New York Yankees pitcher Phil Hughes, who spent 4 1/2 hours enduring a battery of tests at Columbia Presbyterian Medical Center yesterday, will undergo more tests to determine the cause of the righthander's "dead arm." The Yankees don't want Hughes to overdo it with the MRI's because of the dangers too much radiation could pose.
"They want to try to rule out everything they can. We don't really know why he's having this issue," said Joe Girardi. The manager expressed concern about depending too much on the MRI's because of radiation overexposure. "They say you can only get a certain amount of MRI's a year. I don't want him walking around like Spider Man."
Spider Man. Okay. Right now, Hughes is a wimpy Peter Parker on the mound.
No results were available after yesterday's onslaught of tests.
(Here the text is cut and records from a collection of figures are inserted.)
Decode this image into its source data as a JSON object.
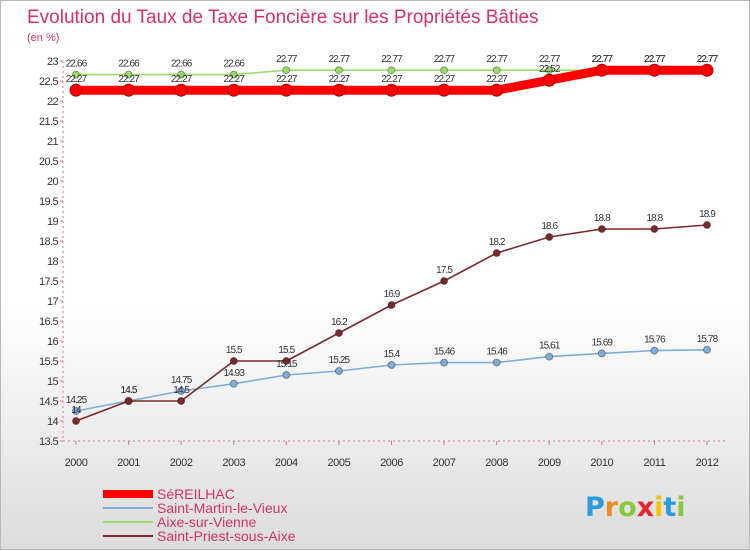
{
  "chart_data": {
    "type": "line",
    "title": "Evolution du Taux de Taxe Foncière sur les Propriétés Bâties",
    "ylabel": "(en %)",
    "xlabel": "",
    "ylim": [
      13.5,
      23
    ],
    "yticks": [
      "13.5",
      "14",
      "14.5",
      "15",
      "15.5",
      "16",
      "16.5",
      "17",
      "17.5",
      "18",
      "18.5",
      "19",
      "19.5",
      "20",
      "20.5",
      "21",
      "21.5",
      "22",
      "22.5",
      "23"
    ],
    "x": [
      "2000",
      "2001",
      "2002",
      "2003",
      "2004",
      "2005",
      "2006",
      "2007",
      "2008",
      "2009",
      "2010",
      "2011",
      "2012"
    ],
    "grid": false,
    "legend": "bottom-left",
    "series": [
      {
        "name": "Aixe-sur-Vienne",
        "color": "#99dd66",
        "values": [
          22.66,
          22.66,
          22.66,
          22.66,
          22.77,
          22.77,
          22.77,
          22.77,
          22.77,
          22.77,
          22.77,
          22.77,
          22.77
        ],
        "labels": [
          "22.66",
          "22.66",
          "22.66",
          "22.66",
          "22.77",
          "22.77",
          "22.77",
          "22.77",
          "22.77",
          "22.77",
          "22.77",
          "22.77",
          "22.77"
        ]
      },
      {
        "name": "SéREILHAC",
        "color": "#ff0000",
        "values": [
          22.27,
          22.27,
          22.27,
          22.27,
          22.27,
          22.27,
          22.27,
          22.27,
          22.27,
          22.52,
          22.77,
          22.77,
          22.77
        ],
        "labels": [
          "22.27",
          "22.27",
          "22.27",
          "22.27",
          "22.27",
          "22.27",
          "22.27",
          "22.27",
          "22.27",
          "22.52",
          "22.77",
          "22.77",
          "22.77"
        ]
      },
      {
        "name": "Saint-Martin-le-Vieux",
        "color": "#7fadd8",
        "values": [
          14.25,
          14.5,
          14.75,
          14.93,
          15.15,
          15.25,
          15.4,
          15.46,
          15.46,
          15.61,
          15.69,
          15.76,
          15.78
        ],
        "labels": [
          "14.25",
          "14.5",
          "14.75",
          "14.93",
          "15.15",
          "15.25",
          "15.4",
          "15.46",
          "15.46",
          "15.61",
          "15.69",
          "15.76",
          "15.78"
        ]
      },
      {
        "name": "Saint-Priest-sous-Aixe",
        "color": "#7a2a2a",
        "values": [
          14,
          14.5,
          14.5,
          15.5,
          15.5,
          16.2,
          16.9,
          17.5,
          18.2,
          18.6,
          18.8,
          18.8,
          18.9
        ],
        "labels": [
          "14",
          "14.5",
          "14.5",
          "15.5",
          "15.5",
          "16.2",
          "16.9",
          "17.5",
          "18.2",
          "18.6",
          "18.8",
          "18.8",
          "18.9"
        ]
      }
    ],
    "legend_entries": [
      {
        "name": "SéREILHAC",
        "color": "#ff0000",
        "text_color": "#d6306a"
      },
      {
        "name": "Saint-Martin-le-Vieux",
        "color": "#7fadd8",
        "text_color": "#d6306a"
      },
      {
        "name": "Aixe-sur-Vienne",
        "color": "#99dd66",
        "text_color": "#d6306a"
      },
      {
        "name": "Saint-Priest-sous-Aixe",
        "color": "#7a2a2a",
        "text_color": "#d6306a"
      }
    ]
  },
  "logo": {
    "letters": [
      "P",
      "r",
      "o",
      "x",
      "i",
      "t",
      "i"
    ],
    "colors": [
      "#2b9be0",
      "#f08a1e",
      "#8cc63f",
      "#e8262d",
      "#f6c500",
      "#2b9be0",
      "#8cc63f"
    ]
  }
}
The 24 year-old pitcher's problem had baffled and frustrated the Yankees even before his "numb" throwing arm put Hughes on the 15-day DL on April 15.
The Yankees concern goes beyond Hughes' problematic arm and missing time on the mound due to a thorough testing procedure. There is the worry of overdoing the diagnoses and over analyzing.
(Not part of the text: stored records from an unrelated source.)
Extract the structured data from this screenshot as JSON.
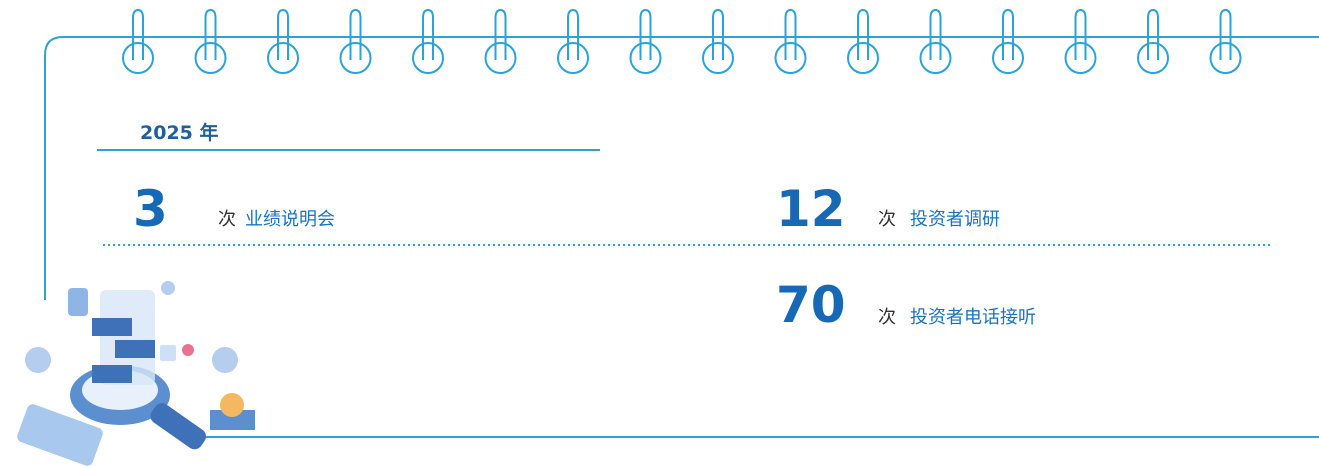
{
  "header": {
    "title": "2025 年"
  },
  "items": [
    {
      "value": 3,
      "unit": "次",
      "label": "业绩说明会"
    },
    {
      "value": 12,
      "unit": "次",
      "label": "投资者调研"
    },
    {
      "value": 70,
      "unit": "次",
      "label": "投资者电话接听"
    }
  ]
}
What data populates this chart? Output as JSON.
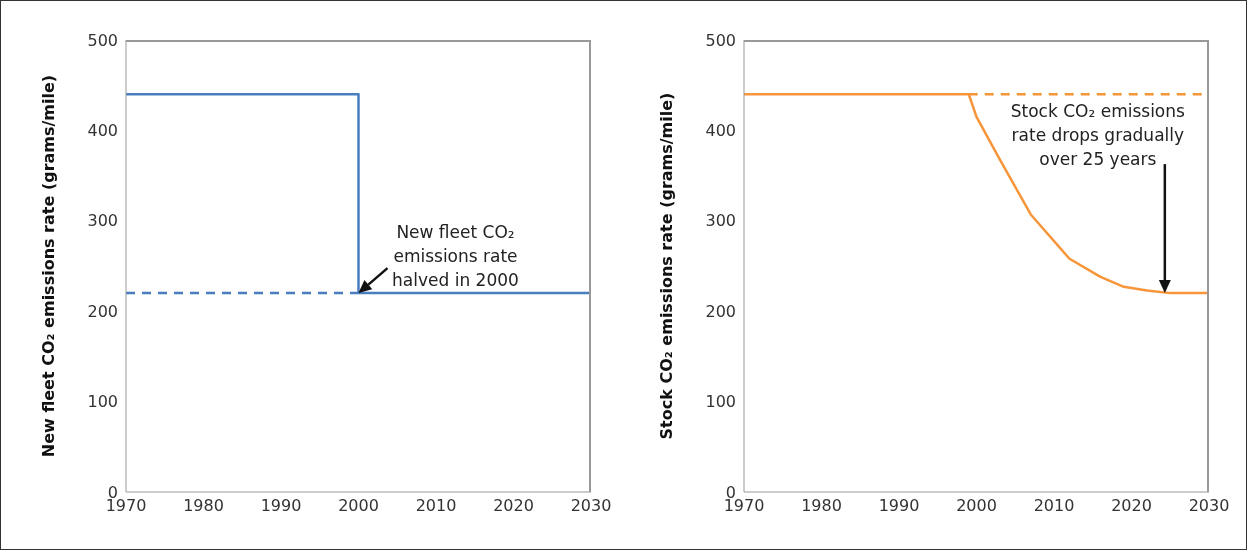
{
  "chart_data": [
    {
      "type": "line",
      "ylabel": "New fleet CO₂ emissions rate (grams/mile)",
      "xlim": [
        1970,
        2030
      ],
      "xticks": [
        1970,
        1980,
        1990,
        2000,
        2010,
        2020,
        2030
      ],
      "ylim": [
        0,
        500
      ],
      "yticks": [
        0,
        100,
        200,
        300,
        400,
        500
      ],
      "series": [
        {
          "type": "step",
          "color": "#4a7ebf",
          "x": [
            1970,
            2000,
            2030
          ],
          "values": [
            440,
            220,
            220
          ]
        },
        {
          "color": "#4a7ebf",
          "line_style": "dashed",
          "x": [
            1970,
            2000
          ],
          "values": [
            220,
            220
          ]
        }
      ],
      "annotations": [
        {
          "text": "New fleet CO₂ emissions rate halved in 2000",
          "x": 2000,
          "y": 220
        }
      ]
    },
    {
      "type": "line",
      "ylabel": "Stock CO₂ emissions rate (grams/mile)",
      "xlim": [
        1970,
        2030
      ],
      "xticks": [
        1970,
        1980,
        1990,
        2000,
        2010,
        2020,
        2030
      ],
      "ylim": [
        0,
        500
      ],
      "yticks": [
        0,
        100,
        200,
        300,
        400,
        500
      ],
      "series": [
        {
          "color": "#f7953a",
          "x": [
            1970,
            1999,
            2000,
            2003,
            2007,
            2012,
            2016,
            2019,
            2022,
            2025,
            2030
          ],
          "values": [
            440,
            440,
            415,
            368,
            307,
            258,
            238,
            227,
            223,
            220,
            220
          ]
        },
        {
          "color": "#f7953a",
          "line_style": "dashed",
          "x": [
            1999,
            2030
          ],
          "values": [
            440,
            440
          ]
        }
      ],
      "annotations": [
        "Stock CO₂ emissions rate drops gradually over 25 years"
      ]
    }
  ]
}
Hughes says he doesn't feel any pain in his arm and thinks the 'deadness" could be an internal problem--something the doctors have overlooked. It sounds like he's ready to put up with that green glow if more MRI's means finding the problem.
"If they find something, they find something. I'm just anxious to figure out what's going on," the dejected Hughes said. "I talked to the doctors this morning and basically want to get as many tests done as possible so we can paint a clear picture of exactly what's going on. As much information as we can gather, basically. The more the better."
The Yankees are being cautious with Hughes. The team wants to know why a once-healthy fastballer could suddenly lose his zip and suffer from numbness in his arm.
In three starts, Hughes' ERA blew up to 13.94 and there was no velocity on his fastball. The Yankees thought Hughes just needed a couple of weeks to rest and build up his arm strength until bullpen sessions the other day proved otherwise.
Now it looks like more tests and half-hours inside an MRI tube, trying to rule out structural damage, then implementing some sort of rehabilitation.
"It's frustrating," said Hughes. "I wish we were sitting here talking about the great start we've gotten off to. But it's the road we're on right now."
Girardi may have been only joking when he mentioned the comic book super hero but, if the radiation did afford Hughes a single super power, I bet he wishes it would be that his starter could throw a 106 mph fastball.